A su vez parece imperar en la sociedad contemporánea la obligación de tener una existencia libre de aburrimiento. Russell nos recuerda que «una vida demasiada llena de excitación es una vida agotadora, en la que se necesitan continuamente estímulos cada vez más fuertes para obtener la excitación que se ha llegado a considerar como parte esencial del placer»[1]. Existe, en cambio, una monotonía fructífera que posibilita la construcción de un proyecto de vida que no será posible en una vida llena de distracciones y disipaciones.
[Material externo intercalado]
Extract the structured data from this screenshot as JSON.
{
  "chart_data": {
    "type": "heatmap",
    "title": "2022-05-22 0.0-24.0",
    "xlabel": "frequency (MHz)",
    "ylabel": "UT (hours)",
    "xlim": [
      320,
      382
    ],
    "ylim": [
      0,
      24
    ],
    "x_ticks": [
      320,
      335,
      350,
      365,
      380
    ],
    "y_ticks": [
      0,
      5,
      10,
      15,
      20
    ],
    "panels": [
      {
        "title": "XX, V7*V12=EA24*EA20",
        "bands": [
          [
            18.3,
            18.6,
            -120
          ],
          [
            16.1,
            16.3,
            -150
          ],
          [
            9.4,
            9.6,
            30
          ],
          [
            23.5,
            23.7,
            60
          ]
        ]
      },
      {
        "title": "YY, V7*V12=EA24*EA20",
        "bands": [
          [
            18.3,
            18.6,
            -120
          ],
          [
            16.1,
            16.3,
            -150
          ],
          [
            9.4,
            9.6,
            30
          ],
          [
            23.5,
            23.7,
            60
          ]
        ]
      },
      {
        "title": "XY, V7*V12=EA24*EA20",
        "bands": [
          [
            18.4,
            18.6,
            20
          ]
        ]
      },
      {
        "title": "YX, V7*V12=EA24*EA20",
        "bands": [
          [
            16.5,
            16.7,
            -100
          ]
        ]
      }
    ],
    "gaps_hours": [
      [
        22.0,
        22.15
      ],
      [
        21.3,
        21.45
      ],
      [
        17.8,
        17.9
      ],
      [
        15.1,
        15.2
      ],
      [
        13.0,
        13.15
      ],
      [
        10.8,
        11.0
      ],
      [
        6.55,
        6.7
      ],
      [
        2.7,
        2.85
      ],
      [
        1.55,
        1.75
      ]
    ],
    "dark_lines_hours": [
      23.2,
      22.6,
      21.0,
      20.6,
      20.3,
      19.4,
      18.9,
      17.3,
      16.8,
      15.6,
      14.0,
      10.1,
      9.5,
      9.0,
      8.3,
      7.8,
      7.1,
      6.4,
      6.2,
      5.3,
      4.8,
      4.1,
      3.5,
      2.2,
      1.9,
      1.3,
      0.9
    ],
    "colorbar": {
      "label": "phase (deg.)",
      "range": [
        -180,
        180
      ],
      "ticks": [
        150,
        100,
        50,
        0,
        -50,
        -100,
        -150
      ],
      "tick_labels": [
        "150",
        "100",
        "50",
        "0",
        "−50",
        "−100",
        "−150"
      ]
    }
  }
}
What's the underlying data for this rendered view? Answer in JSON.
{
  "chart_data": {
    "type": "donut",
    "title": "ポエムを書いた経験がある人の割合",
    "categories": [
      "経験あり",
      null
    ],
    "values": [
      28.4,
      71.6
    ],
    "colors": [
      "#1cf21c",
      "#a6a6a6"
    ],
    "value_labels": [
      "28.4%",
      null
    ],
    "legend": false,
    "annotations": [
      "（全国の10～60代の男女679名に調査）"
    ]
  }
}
En la introducción de Psicología de las masas y análisis del yo[2], Freud afirma que no es posible estudiar los caminos que un hombre aislado recorre para alcanzar la satisfacción de sus deseos o intereses sin considerar las relaciones y vínculos que tiene con sus semejantes, con la comunidad y su cultura. El «individuo-cliente» contemporáneo, con gran dificultad para construir una identidad o sostenerla, dificultad que parece incrementarse día a día, temeroso habitando un mar de incertidumbres económicas y sociales, busca a través de la posesión de bienes y objetos, que no siempre poseen utilidad práctica, compensar o taponar de algún modo el vacío y el miedo a no-ser: el consumo, dice Pichón-Rivière, se vuelve una forma de socialización[3]. A su vez las políticas gubernamentales de inyección de rumor y pánico, alternadas por momentos de euforia bursátil y risk premium («prima de riesgo»), acentúan el carácter ciclotímico y pusilánime de una sociedad que promete atrapar un botín en cualquier momento.
[1] Bertrand Russell, La conquista de la felicidad, Debolsillo, Barcelona, 2011, p. 61.
[2] Sigmund Freud, Psicología de las masas y análisis del yo, O.C.
[3] Enrique Pichon-Rivière; Ana P. de Quiroga, Psicología de la vida cotidiana, Nueva Visión, Buenos Aires, 1985, p. 56.